One last thing, I have been trying to learn more about the news that part of Hayes Valley Farm has been sold. I think for all of us that that care about HVF and couldn’t attend the first public meeting announcing this news, we would like to find out more, if anyone knows. How long do they have before they have to vacate, what about the part of the land that wasn’t sold, does HVF have any plans for the future or do they need any help?  I know that the site was never to be permanent and that it is good to respect the original deal. Personally, I think it is so short sighted of the city to not promote more open space and farms vs selling land for more condos. I guess business is business.

This ties into the need for our cities to shrink. Last Saturday at our work day at the Free Farm two woman who are making a movie that “aims to document the diversity of new economic cultures emerging” and they wanted to film what we were doing. Tonight at 9pm they are screening their short documentary Life After Growth at the Noisebridge Hacker Space, 2169 Mission St. This film is part of an ongoing project to document the rise of a new movement – calling not for more economic growth, but LESS. The degrowth movement, or “mouvement por le decroissance”, argues that through a voluntary reduction of the economy we can work less, consume less and live better, fuller lives.” I can dig that (I am not sure about the part of working less…seems like a lot of work to create a revolution).

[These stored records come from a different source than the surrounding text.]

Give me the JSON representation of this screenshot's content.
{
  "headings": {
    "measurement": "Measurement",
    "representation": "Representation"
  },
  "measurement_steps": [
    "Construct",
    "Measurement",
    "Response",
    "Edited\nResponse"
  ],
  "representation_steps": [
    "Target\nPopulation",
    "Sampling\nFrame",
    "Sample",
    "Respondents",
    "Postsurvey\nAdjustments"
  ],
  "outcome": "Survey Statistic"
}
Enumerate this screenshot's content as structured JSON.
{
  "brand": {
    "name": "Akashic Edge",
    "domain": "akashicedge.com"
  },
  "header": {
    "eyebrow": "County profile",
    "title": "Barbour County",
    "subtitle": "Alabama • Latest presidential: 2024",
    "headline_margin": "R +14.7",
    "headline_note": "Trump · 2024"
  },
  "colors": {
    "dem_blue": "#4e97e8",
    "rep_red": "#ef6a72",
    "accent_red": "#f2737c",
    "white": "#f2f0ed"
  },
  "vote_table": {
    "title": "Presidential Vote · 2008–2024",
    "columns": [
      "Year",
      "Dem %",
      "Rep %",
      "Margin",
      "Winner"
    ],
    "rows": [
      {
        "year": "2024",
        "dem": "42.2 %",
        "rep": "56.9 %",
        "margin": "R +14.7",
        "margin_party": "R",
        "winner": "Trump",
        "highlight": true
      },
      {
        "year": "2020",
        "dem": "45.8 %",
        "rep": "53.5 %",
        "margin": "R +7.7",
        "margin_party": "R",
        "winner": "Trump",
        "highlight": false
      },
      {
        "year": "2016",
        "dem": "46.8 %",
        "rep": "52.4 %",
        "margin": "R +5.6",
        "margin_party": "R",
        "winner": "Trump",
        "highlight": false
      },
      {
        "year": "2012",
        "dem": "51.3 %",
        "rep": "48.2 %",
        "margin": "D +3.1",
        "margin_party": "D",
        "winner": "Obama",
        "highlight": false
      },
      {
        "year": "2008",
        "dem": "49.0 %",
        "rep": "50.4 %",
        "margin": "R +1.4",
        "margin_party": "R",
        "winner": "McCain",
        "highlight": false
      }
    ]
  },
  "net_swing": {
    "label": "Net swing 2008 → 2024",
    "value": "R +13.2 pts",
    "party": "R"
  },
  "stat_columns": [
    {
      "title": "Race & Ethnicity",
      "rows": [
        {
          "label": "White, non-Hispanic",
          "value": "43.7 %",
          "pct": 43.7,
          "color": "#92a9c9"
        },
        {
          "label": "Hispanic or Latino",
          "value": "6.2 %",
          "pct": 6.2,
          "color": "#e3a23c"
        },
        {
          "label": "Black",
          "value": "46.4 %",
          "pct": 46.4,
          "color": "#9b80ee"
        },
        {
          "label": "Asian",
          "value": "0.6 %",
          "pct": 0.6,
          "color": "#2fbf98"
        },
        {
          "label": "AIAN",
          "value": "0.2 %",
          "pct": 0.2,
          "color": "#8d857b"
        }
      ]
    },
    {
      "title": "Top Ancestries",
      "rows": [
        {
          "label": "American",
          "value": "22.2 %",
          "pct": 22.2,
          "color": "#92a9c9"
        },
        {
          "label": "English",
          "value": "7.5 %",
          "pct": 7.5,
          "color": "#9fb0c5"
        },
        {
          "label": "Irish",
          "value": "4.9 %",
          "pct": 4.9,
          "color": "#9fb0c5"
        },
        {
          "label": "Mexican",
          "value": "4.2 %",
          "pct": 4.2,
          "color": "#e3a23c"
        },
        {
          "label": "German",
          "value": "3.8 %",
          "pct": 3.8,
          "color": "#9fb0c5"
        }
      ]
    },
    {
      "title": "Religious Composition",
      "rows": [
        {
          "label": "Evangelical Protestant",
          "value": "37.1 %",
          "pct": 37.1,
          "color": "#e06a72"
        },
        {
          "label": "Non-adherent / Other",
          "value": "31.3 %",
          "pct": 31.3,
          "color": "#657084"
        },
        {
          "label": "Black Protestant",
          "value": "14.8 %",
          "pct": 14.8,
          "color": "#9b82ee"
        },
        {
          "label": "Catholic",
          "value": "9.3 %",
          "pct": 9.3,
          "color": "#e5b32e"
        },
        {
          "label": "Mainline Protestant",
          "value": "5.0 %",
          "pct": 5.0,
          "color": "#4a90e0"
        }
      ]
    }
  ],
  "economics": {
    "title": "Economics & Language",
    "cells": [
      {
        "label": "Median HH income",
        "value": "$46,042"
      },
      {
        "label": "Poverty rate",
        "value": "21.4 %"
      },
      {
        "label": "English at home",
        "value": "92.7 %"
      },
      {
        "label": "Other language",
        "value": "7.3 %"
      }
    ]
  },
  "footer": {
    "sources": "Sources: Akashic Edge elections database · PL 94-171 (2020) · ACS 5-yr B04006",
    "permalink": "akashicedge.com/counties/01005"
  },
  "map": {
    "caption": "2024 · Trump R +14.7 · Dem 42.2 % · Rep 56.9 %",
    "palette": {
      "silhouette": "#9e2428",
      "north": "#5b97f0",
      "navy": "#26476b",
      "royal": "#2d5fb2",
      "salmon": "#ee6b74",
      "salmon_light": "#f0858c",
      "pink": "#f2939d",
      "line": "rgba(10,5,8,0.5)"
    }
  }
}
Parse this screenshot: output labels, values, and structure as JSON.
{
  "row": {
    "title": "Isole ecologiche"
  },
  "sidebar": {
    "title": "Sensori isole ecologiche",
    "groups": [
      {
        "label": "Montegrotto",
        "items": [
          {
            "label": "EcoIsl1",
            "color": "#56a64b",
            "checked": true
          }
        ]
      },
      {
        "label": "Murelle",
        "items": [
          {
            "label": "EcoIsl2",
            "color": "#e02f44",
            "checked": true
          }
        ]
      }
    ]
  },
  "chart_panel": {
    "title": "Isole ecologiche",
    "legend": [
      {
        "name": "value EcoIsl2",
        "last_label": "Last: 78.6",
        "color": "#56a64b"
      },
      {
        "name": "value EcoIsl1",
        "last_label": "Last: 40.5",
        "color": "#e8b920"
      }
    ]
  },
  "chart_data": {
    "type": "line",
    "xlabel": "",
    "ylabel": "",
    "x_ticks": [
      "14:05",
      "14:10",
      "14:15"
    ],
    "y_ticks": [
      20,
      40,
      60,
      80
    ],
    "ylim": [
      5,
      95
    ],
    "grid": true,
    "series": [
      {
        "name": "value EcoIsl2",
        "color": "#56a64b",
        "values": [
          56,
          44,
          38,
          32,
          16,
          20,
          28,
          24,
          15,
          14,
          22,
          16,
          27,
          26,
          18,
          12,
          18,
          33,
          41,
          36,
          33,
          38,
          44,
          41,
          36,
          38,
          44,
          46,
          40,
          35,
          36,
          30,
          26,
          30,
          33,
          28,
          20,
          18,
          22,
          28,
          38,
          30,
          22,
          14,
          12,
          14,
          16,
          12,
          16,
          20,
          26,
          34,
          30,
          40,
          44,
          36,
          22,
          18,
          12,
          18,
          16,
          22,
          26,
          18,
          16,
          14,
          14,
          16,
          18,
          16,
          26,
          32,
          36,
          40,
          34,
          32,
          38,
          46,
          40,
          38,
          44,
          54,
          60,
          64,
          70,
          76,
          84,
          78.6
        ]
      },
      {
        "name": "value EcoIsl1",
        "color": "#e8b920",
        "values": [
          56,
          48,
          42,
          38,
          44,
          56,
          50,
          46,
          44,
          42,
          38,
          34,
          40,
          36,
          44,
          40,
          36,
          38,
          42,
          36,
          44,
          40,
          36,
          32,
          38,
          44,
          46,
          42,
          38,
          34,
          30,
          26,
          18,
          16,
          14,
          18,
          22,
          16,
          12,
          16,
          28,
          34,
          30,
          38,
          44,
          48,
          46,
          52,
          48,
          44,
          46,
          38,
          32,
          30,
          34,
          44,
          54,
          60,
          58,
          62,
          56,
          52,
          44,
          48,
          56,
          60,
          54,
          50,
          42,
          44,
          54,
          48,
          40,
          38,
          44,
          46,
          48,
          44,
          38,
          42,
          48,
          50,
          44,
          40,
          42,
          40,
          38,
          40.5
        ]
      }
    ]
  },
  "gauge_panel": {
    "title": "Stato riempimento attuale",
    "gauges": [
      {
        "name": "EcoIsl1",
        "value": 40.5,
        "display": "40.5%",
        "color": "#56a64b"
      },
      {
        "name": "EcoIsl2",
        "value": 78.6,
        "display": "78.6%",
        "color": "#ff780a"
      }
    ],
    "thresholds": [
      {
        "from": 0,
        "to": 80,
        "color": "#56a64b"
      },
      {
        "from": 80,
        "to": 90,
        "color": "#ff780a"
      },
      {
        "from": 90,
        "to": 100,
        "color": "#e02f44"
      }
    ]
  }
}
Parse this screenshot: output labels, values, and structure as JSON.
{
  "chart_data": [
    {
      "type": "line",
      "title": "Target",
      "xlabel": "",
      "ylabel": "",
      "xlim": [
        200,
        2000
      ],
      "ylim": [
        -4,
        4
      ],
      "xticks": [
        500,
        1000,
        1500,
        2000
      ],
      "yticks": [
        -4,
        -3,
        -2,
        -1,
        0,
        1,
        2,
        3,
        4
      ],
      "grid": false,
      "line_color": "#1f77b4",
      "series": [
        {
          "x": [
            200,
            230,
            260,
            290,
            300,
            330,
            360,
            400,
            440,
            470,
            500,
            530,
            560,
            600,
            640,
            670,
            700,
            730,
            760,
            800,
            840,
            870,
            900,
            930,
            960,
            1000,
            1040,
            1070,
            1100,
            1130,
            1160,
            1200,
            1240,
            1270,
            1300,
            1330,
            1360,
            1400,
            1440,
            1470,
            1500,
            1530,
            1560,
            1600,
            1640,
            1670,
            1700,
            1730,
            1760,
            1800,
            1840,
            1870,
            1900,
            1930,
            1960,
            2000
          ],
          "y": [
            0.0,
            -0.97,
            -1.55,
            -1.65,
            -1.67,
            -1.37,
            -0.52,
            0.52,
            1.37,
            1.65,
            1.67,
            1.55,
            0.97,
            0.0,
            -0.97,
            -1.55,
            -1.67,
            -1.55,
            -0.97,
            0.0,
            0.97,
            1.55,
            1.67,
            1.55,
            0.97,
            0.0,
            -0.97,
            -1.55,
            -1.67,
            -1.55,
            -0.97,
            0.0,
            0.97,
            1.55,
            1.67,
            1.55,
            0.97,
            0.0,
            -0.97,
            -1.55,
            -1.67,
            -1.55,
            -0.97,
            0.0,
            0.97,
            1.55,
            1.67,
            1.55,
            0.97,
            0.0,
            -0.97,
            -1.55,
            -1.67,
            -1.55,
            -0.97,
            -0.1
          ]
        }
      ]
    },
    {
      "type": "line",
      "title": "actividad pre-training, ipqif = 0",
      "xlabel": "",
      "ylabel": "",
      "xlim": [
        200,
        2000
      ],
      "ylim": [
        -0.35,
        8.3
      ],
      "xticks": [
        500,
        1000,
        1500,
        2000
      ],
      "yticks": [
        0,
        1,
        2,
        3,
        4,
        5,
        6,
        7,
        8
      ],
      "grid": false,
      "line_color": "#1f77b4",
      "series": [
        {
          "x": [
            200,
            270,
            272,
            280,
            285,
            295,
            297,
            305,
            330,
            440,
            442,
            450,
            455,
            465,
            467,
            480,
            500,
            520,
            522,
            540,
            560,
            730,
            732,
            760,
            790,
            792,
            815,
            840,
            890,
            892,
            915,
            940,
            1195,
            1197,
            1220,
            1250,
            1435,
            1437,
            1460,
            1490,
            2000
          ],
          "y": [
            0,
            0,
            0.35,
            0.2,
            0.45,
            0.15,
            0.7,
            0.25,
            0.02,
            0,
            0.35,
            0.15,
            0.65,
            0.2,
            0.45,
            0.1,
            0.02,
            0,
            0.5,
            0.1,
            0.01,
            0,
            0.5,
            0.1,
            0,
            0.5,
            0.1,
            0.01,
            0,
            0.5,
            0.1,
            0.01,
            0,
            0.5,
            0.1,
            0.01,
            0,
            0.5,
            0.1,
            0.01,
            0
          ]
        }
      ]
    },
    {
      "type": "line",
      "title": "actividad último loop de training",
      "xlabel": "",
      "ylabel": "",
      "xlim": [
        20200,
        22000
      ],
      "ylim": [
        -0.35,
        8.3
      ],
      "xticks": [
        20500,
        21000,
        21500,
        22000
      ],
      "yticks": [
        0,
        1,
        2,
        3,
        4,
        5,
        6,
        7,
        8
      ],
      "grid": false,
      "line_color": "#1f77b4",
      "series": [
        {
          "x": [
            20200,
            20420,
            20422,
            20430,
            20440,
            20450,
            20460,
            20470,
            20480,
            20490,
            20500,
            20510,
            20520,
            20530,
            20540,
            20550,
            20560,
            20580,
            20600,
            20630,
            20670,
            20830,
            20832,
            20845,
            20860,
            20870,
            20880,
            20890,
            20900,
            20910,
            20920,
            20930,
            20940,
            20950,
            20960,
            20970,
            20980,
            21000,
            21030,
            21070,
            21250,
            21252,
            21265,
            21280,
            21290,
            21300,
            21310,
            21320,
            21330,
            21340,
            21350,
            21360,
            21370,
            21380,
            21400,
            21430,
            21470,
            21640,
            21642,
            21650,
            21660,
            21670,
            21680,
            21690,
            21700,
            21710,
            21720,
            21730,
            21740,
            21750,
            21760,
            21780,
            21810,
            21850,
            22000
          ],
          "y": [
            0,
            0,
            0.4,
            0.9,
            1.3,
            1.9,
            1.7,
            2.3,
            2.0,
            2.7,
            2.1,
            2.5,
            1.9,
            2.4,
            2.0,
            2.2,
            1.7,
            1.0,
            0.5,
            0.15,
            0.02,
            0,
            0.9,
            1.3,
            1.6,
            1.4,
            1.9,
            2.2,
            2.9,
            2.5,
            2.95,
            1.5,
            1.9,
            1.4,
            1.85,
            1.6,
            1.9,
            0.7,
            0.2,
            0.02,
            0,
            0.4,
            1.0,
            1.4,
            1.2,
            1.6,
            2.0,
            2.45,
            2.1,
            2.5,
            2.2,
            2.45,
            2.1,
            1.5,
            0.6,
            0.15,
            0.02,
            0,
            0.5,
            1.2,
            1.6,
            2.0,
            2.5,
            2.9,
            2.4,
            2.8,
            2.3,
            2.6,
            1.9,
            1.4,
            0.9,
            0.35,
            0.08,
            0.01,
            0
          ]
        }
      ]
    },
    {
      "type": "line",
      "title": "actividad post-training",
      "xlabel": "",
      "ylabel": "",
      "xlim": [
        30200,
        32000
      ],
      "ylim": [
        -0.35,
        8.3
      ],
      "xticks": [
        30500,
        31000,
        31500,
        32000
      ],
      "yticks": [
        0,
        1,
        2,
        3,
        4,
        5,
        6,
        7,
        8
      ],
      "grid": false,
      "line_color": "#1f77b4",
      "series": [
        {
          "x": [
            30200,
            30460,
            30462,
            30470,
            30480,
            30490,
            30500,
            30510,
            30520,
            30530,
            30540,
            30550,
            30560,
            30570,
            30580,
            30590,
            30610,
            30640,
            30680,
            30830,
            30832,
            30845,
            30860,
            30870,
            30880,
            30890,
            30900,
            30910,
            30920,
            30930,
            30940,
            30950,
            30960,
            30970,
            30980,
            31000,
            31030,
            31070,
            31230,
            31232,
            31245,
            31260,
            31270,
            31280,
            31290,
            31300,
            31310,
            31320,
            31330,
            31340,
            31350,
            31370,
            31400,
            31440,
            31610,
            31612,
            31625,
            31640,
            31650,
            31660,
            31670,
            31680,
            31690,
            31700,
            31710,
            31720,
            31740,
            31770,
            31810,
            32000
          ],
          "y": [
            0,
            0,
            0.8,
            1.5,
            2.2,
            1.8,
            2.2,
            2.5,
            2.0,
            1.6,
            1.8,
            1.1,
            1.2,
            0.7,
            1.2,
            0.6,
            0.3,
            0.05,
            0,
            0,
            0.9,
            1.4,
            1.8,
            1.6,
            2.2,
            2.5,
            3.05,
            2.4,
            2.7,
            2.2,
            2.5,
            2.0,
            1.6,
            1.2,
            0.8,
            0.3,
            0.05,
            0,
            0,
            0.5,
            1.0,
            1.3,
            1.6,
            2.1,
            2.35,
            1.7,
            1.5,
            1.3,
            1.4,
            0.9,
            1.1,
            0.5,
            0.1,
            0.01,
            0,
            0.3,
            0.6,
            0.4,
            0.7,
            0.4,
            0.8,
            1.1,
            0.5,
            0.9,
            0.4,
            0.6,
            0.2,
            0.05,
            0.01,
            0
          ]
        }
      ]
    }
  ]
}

The rains stopped miraculously and the day was beautiful for a Sunday Free Farm Stand. Surprisingly we had a great deal of produce (a lot of cabbage, artichokes,  Brussels sprouts, and greens), though it was a little sparse on the Hecka Local side of the table. Saturday it was raining hard and not a lot of produce was harvested at the Free Farm Though hat’s off to tree collards, not only we are still harvesting them from the farm, but the Secret Garden is still offering us a few leaves from just one or two plants. I was especially excited with the four pounds of sunflower greens I grew in the greenhouse, starting with just two cups of sunflower seeds. I hope people learn from this that we can grow salads almost anywhere , even if you don’t have a backyard garden.

tree collards


sunflower greens

My friend LLyn from the Sharing Garden in Oregon (http://alpinegarden.blogspot.com/)  emailed me this letter from a friend in Sendai , Japan. I have been thinking about this inspirational piece all week and how it applies to our actions here:

We share supplies like water, food and a kerosene heater. We sleep lined up in one room, eat by candlelight, share stories.

During the day we help each other clean up the mess in our homes… If someone has water running in their home, they put out sign so people can come to fill up their jugs and buckets.

Utterly amazingly where I am there has been no looting, no pushing in lines. People leave their front door open, as it is safer when an earthquake strikes. People keep saying, “Oh, this is how it used to be in the old days when everyone helped one another.”

The reason the Free Farm Stand and the Free Farm is free is because we feel we don’t need more of a crisis than we have now on this planet to begin living like we are all family and caring for each other.  My friend Pancho also shared with me an inspirational article her wrote about Astrobiology (he will be sharing his interest in this subject at the SF refresh event we will be hosting at the Free Farm on April 16th) http://earthlingopinion.wordpress.com/2007/08/20/astrobiology-red-stars-and-the-new-renaissance-of-humanity/.  Pancho repeats the idea that we need to have a “world community” that looks out for the planet and it’s people. That community I believe has its basic economics based on sharing rather than barter or buying and selling. Sharing the greens or call it the greens economy.